The Municipality of Crowsnest Pass had forwarded a letter earlier in the month in an attempt to highlight their concerns with the plan.
“We do not understand why the province would forge ahead with this process,” reads the letter signed by Crowsnest Pass Mayor Blair Painter. “The staggering cost to implement an initiative of this nature should be enough of a deterrent to even consider proceeding.”
“Municipalities across this province are struggling to determine how they will absorb the costs for the existing Police Funding Model and should not be expected to consider facing additional expenses for an initiative that is unwanted and appears to have no ceiling, where potential costs are concerned.”
Coun. Tamara Miyanaga also pointed to the fact there has been no concrete facts about short or long-term financial cost implications for police level of service across the province.
“I just really think there is a financial implication and is it just because we want our autonomy or is it because we think we can provide a better policing service? And that’s my biggest concern,” she added.
Another point highlighted was the fact there were already multiple levels of policing across the province.
“I’ve been saying this all along ever since they brought the provincial police model. Ever since this government was elected, they’ve brought this up as one of their plans. The problem is we have so many different levels of law enforcement that continue to do the same thing and duplicating services is very expensive. I think in policing, that’s what we continue to do. I can’t see how that can be cost-effective,” said Coun. John Turcato.
With the Alberta deficit continuing to grow, Turcato was adamant the old days of spending in Alberta were over.
“There was a time in Alberta where you could do things like that and get away with it because there was enough money coming in. That’s not the case now. I think instead of spending the money on reviewing how we’re going to replace the RCMP with a provincial police force, we should be spending that money to review the entire policing system and law enforcement system to see how we can make it better suited for Alberta. Not necessarily changing our highest level of policing to a different model, that might not even fit — but there has to be a better way of doing this,” he said.
“I know there is, it’s just a lot of work to review all of that. You (have) multiple levels of law enforcement in this province that needs to work together and I don’t know if they are doing that.”

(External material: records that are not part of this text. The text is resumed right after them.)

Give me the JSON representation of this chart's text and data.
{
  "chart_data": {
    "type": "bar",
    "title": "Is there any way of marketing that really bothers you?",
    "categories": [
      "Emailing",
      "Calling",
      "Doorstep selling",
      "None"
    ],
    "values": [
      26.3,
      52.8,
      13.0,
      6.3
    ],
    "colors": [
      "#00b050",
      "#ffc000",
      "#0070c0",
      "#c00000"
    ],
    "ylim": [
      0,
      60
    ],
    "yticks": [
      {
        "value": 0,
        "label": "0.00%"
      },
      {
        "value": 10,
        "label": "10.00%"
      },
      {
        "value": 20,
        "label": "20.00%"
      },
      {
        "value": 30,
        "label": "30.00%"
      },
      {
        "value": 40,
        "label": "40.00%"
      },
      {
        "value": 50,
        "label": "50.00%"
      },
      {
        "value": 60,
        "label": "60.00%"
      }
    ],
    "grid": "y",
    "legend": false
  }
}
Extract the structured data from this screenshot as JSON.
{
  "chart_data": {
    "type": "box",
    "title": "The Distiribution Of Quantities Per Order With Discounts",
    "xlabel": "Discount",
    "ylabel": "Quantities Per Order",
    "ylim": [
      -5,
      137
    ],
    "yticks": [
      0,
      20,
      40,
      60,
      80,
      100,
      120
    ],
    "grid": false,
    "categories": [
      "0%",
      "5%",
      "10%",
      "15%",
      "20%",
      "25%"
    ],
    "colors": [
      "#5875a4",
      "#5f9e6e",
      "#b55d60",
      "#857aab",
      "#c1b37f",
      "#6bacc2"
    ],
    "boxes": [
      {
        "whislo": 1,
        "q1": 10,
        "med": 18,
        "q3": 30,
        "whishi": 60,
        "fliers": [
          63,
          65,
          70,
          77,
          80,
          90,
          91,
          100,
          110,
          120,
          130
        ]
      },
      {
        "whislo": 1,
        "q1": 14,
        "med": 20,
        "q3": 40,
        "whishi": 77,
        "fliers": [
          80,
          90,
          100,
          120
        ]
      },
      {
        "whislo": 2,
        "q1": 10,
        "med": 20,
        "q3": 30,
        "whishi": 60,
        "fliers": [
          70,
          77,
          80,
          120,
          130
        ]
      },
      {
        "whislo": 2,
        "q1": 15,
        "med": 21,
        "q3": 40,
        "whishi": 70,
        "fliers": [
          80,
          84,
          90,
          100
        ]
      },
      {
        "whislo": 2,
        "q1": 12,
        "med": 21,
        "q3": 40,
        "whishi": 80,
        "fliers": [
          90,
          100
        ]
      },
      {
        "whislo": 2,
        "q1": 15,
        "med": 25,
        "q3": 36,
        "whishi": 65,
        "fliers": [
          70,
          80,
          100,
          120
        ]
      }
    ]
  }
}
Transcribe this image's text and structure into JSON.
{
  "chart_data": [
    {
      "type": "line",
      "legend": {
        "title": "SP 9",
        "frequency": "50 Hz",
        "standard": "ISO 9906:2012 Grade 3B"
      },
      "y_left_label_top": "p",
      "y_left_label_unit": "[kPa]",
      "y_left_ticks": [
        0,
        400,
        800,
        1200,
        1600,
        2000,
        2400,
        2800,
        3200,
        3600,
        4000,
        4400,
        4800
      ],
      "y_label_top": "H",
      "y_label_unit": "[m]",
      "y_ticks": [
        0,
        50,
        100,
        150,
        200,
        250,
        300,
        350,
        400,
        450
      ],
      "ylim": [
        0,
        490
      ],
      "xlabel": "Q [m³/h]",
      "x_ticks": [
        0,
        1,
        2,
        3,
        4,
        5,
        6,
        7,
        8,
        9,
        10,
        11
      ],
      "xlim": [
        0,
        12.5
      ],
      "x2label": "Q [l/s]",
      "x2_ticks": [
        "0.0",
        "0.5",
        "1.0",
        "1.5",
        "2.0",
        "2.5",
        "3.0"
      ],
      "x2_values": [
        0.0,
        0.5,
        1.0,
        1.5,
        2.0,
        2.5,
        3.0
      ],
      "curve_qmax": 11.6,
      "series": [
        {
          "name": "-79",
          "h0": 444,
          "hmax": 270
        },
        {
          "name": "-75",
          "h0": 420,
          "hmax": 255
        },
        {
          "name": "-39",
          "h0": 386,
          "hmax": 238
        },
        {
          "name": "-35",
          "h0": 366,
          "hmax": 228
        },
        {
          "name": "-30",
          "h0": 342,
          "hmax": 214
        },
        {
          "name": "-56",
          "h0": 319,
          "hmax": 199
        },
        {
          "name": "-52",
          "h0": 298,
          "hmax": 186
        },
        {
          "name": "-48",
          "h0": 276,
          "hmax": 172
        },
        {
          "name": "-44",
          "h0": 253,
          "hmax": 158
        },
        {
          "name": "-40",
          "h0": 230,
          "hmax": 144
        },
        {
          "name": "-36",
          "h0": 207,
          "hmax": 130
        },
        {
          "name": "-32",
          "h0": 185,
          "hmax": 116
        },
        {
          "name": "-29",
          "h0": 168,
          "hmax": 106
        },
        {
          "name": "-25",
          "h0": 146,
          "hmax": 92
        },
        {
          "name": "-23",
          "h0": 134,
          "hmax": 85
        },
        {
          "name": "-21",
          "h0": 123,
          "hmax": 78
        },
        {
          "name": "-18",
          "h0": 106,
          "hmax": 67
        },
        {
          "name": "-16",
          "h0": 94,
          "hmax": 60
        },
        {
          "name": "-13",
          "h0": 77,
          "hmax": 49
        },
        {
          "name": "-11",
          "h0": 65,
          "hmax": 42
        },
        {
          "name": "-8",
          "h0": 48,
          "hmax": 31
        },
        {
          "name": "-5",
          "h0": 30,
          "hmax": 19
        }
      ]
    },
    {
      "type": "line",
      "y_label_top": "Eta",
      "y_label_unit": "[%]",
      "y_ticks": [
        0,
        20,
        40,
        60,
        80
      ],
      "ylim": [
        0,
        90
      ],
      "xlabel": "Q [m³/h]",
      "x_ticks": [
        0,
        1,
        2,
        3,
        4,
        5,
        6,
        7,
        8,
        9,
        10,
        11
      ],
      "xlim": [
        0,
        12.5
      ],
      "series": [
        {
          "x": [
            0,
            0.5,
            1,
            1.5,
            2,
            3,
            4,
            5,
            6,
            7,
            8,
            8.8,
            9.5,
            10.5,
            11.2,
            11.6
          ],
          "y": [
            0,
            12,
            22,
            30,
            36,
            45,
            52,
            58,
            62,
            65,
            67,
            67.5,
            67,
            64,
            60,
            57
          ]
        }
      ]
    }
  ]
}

Turcato was also critical of discussing further changes to policing in the province and the continuing rural crime issue.
“It seems like all of them are chasing the easy dollar of the parking ticket, the speeding ticket and the seatbelt ticket. All levels of law enforcement seem to be happy to do that, but yet we have rural crime running rampant — while there are four people chasing you down because you’re 10 over the speed limit. I just don’t think that’s a good way of spending our money.”
Before making any motion, council elected to bring the topic back to a future meeting with additional information.